Two researchers discussed the advantages and disadvantages of automated insulin delivery (AID) devices compared with pancreatic cell transplants, which are currently considered experimental in the U.S., during Comparing Beta-Cell Replacement vs. Artificial Pancreas—Smart Insulins with a Focus on New Innovations—Untested Technologies. The session can be viewed by registered meeting participants at ADA2023.org. If you haven’t registered for the 83rd Scientific Sessions, register today to access the valuable meeting content through August 28.
“Looking at real-world data for AID devices, there are 132,677 analyzed users now. They’ve been tested and used in all age groups,” said Bruce A. Buckingham, MD, Professor Emeritus (Active) at Stanford University.
Dr. Buckingham discussed data on several technologies, including the CamAPS FX hybrid closed loop app, the Control-IQ Advanced Hybrid Closed-Loop Technology, the Medtronic MiniMed 780G, and the Omnipod 5, noting that some devices dose insulin every five minutes.
In a 2021 study of 7,813 people with type 1 diabetes treated with Control IQ, 94% used the system for a year with no drop-off, and patients spent 75% of the time with their A1C in the target range, Dr. Buckingham said.
In another study in 2022, 18,354 people living with type 1 diabetes saw their time in range dramatically improve within a day of starting to use Control IQ. Users 25 years and older achieved a time in range similar to participants in the 2021 study. Adolescents in the 2022 study also saw improvements in glycemic control while using Control IQ, with time in range approaching 70%, Dr. Buckingham said.
He compared the experience with AID with the emerging technique of pancreatic cell transplantation. Patients using AID achieve glycemic control with minimal long-term complications and a low risk of severe hypoglycemic events, he explained.
In one 2016 study, there were 30 serious events in the first year among the transplant recipients, including cytopenia, abdominal pain, cytokine release, infections, renal dysfunction, lymphoproliferative disease, a small intestine carcinoma, and two seizures, he said.
“There was a 33% failure rate, so they did that and then they were back to severe hypoglycemia,” Dr. Buckingham noted.
Unlike patients using AID, which involves devices that require only insulin for use, patients who receive islet transplantation also have to take immunosuppressive drugs, resulting in a rate of infectious disease as high as 76%.

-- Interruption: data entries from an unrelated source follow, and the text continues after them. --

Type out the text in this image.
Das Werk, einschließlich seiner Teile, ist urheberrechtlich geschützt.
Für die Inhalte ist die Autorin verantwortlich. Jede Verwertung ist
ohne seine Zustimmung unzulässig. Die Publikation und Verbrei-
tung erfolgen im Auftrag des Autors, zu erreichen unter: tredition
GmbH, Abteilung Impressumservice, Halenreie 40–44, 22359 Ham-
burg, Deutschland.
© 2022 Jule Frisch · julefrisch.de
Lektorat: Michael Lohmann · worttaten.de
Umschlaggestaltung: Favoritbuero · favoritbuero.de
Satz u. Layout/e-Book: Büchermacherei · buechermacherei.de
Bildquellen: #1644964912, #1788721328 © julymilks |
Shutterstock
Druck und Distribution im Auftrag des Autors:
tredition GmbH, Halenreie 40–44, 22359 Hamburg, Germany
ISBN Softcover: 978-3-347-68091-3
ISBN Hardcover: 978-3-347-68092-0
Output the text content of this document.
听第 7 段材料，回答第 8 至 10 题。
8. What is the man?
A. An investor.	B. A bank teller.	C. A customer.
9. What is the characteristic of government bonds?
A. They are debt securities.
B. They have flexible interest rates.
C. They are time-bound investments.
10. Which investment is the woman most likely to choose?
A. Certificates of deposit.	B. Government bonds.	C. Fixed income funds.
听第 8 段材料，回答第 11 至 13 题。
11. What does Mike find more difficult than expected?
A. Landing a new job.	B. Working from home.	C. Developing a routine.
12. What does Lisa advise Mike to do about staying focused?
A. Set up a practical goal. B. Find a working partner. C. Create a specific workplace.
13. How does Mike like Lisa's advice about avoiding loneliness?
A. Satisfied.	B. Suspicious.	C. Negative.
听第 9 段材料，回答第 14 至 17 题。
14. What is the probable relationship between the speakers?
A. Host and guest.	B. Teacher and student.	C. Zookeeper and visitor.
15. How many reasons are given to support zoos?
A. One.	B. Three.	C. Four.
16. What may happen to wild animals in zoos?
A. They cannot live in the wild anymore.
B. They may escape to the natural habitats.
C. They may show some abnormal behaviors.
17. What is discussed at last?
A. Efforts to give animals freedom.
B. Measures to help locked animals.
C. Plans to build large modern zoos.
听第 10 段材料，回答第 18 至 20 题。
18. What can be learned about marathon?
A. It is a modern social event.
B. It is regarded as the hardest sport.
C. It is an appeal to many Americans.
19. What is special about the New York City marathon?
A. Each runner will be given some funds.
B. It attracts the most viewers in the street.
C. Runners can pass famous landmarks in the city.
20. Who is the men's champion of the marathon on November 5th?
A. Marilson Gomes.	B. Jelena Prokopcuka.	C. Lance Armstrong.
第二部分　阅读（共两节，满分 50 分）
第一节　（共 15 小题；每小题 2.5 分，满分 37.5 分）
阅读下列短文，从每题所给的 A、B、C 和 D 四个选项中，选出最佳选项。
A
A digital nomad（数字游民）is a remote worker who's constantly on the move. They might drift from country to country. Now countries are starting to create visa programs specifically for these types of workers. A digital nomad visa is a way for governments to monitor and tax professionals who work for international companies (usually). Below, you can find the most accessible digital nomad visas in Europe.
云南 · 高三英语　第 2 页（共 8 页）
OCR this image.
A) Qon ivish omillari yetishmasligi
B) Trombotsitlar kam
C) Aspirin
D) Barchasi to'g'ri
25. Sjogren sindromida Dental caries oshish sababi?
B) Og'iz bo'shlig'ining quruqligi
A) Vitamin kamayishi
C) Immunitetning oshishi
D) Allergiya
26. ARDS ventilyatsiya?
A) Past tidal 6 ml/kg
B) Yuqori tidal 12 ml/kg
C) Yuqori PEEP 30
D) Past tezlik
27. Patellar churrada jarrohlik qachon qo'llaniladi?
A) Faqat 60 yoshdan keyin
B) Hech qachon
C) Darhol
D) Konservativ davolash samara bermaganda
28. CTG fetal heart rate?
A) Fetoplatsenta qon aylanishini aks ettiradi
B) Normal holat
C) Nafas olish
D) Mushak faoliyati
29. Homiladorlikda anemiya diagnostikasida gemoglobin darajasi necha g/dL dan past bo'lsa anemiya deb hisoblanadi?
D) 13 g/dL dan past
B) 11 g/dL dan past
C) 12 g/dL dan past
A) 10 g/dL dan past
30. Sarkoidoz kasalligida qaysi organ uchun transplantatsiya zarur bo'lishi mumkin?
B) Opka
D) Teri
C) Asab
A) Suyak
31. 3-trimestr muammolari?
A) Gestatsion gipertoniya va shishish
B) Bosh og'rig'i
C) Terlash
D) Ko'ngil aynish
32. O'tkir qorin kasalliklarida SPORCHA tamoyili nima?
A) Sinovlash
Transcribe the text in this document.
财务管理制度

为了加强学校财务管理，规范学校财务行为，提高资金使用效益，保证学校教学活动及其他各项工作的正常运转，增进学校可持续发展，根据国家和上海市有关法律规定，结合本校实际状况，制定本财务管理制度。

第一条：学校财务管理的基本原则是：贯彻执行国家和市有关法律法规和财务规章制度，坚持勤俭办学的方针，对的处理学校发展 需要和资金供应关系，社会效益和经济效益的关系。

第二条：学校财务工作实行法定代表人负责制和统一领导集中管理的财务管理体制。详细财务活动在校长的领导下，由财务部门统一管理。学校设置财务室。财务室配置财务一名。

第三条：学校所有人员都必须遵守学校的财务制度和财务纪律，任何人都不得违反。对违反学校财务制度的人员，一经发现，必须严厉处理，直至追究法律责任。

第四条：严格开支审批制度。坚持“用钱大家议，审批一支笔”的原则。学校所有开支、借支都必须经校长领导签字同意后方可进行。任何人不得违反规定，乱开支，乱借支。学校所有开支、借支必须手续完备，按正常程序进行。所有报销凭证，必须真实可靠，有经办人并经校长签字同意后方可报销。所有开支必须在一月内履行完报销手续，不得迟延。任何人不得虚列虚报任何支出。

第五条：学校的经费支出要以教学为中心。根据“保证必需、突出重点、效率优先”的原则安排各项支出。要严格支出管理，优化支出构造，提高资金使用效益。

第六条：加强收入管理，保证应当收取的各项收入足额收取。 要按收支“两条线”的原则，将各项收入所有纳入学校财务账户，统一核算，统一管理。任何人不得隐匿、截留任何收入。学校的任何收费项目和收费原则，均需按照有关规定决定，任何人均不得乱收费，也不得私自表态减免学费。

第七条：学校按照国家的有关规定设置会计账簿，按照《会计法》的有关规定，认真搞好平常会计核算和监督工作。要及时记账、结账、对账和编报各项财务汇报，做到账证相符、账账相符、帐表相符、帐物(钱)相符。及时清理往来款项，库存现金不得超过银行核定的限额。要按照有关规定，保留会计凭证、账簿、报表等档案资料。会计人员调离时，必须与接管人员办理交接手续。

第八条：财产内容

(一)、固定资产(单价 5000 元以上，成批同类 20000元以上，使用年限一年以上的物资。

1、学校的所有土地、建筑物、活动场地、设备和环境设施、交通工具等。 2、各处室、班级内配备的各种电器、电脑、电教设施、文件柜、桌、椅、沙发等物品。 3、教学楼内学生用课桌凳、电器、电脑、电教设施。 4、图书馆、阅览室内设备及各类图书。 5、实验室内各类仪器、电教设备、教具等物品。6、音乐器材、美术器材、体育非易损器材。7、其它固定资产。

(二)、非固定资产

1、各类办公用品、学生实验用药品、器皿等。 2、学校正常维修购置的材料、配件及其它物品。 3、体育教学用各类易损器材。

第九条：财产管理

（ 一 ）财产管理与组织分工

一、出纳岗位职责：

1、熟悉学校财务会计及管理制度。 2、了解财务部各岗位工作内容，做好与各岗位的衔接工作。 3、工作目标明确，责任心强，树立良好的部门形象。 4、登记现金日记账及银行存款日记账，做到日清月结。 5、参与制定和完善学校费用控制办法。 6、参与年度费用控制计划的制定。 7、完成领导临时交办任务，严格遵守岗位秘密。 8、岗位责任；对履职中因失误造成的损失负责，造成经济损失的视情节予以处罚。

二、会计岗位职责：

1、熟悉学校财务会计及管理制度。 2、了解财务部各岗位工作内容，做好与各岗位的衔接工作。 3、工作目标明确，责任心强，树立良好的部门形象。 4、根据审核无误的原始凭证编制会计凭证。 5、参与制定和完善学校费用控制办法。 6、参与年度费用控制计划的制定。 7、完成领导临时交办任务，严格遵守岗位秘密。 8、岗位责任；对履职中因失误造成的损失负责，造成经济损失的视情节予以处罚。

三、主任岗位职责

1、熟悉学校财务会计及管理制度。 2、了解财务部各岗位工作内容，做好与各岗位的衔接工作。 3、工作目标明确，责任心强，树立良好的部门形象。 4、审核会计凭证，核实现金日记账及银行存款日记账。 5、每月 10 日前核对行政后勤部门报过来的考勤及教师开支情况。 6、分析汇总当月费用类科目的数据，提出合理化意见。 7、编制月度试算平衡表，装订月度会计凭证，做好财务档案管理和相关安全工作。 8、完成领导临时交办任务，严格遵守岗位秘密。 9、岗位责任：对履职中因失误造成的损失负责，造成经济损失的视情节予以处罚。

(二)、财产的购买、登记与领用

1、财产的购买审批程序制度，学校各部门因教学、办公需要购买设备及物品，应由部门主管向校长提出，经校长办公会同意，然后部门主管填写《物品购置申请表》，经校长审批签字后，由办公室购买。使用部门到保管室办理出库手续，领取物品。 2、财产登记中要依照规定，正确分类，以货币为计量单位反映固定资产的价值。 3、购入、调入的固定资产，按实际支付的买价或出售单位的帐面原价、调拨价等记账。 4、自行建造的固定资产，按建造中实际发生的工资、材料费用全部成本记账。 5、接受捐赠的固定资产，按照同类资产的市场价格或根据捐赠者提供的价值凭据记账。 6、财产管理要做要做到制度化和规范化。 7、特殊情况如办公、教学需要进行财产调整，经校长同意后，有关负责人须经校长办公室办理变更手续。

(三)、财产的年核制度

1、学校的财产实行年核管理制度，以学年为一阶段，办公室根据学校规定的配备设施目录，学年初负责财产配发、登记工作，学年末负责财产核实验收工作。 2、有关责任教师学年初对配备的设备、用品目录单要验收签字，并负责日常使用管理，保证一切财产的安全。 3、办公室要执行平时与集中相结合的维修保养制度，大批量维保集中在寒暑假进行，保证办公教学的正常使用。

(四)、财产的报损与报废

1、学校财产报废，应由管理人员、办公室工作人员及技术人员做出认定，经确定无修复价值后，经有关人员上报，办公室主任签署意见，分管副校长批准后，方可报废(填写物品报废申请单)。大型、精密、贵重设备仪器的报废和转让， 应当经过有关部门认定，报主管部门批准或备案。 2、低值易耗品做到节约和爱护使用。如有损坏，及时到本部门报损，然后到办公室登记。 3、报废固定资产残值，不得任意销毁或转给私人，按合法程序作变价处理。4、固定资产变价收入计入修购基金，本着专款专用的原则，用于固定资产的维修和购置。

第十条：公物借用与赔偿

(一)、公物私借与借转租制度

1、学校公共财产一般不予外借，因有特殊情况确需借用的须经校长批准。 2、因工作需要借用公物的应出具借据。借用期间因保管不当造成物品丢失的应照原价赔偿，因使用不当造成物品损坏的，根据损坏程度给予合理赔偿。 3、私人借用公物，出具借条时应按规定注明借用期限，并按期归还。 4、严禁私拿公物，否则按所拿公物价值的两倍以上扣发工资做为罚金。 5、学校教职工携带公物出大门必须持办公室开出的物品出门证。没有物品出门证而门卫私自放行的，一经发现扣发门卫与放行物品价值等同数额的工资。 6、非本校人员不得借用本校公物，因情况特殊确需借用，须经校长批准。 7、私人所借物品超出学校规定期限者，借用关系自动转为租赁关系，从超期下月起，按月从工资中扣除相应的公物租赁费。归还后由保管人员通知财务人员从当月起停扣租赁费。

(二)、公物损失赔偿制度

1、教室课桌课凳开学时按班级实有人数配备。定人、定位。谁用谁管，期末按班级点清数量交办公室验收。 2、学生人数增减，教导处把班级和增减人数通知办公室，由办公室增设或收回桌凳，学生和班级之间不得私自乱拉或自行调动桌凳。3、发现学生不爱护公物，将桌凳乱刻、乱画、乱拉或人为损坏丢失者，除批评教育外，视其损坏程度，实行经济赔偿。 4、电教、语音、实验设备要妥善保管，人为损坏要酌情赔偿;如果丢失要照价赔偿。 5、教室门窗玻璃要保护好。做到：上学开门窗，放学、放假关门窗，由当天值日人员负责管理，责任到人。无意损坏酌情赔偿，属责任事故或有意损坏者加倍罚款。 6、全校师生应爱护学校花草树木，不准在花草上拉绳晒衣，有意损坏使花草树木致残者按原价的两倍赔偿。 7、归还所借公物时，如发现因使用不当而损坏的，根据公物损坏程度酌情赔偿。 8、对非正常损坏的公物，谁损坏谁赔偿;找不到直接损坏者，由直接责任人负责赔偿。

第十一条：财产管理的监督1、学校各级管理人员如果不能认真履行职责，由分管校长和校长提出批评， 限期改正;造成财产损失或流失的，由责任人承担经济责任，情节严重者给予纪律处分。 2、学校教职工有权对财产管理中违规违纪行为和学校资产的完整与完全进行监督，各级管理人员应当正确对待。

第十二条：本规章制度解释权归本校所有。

“You’re getting anti-thymocyte globulin, sirolimus, and tacrolimus, which causes increased creatinine and hypertension. These drugs are not for the faint-hearted,” Dr. Buckingham said.
Michael R. Rickels, MD, MS, the Willard and Rhoda Ware Professor in Diabetes and Metabolic Diseases at the University of Pennsylvania Perelman School of Medicine, made the case for beta-cell replacement, pointing to a 2022 oral presentation from the European Association for the Study of Diabetes stating that while the advent of hybrid closed-loop interventions has significantly improved the number of patients treated with AID achieving the desired time in range, 40% of patients still struggle to meet that goal.
“We still need to look at biological solutions,” he said.
Dr. Rickels compared the results from two studies, one of patients treated with AID to be published this year and one of patients treated with islet transplantation.
“Epinephrine secretion improved with both treatments, but it became normal after 18 months of complete avoidance of hypoglycemia afforded by islet transplantation, where it was still impaired in those treated with the device,” Dr. Rickels said.
In addition, while autonomic symptoms improved for patients in both studies, islet transplantation abolished impaired awareness of hypoglycemia, whereas a portion remained among those using AID, he said.
“Islet transplantation restores the glucagon response and physiologic counterregulatory defense against hypoglycemia,” Dr. Rickels explained. “We don’t have a glucagon response—yet—with AID, but there are bihormonal systems in development, so we may see that, but right now we still have impaired counterregulatory defense in individuals on AID.”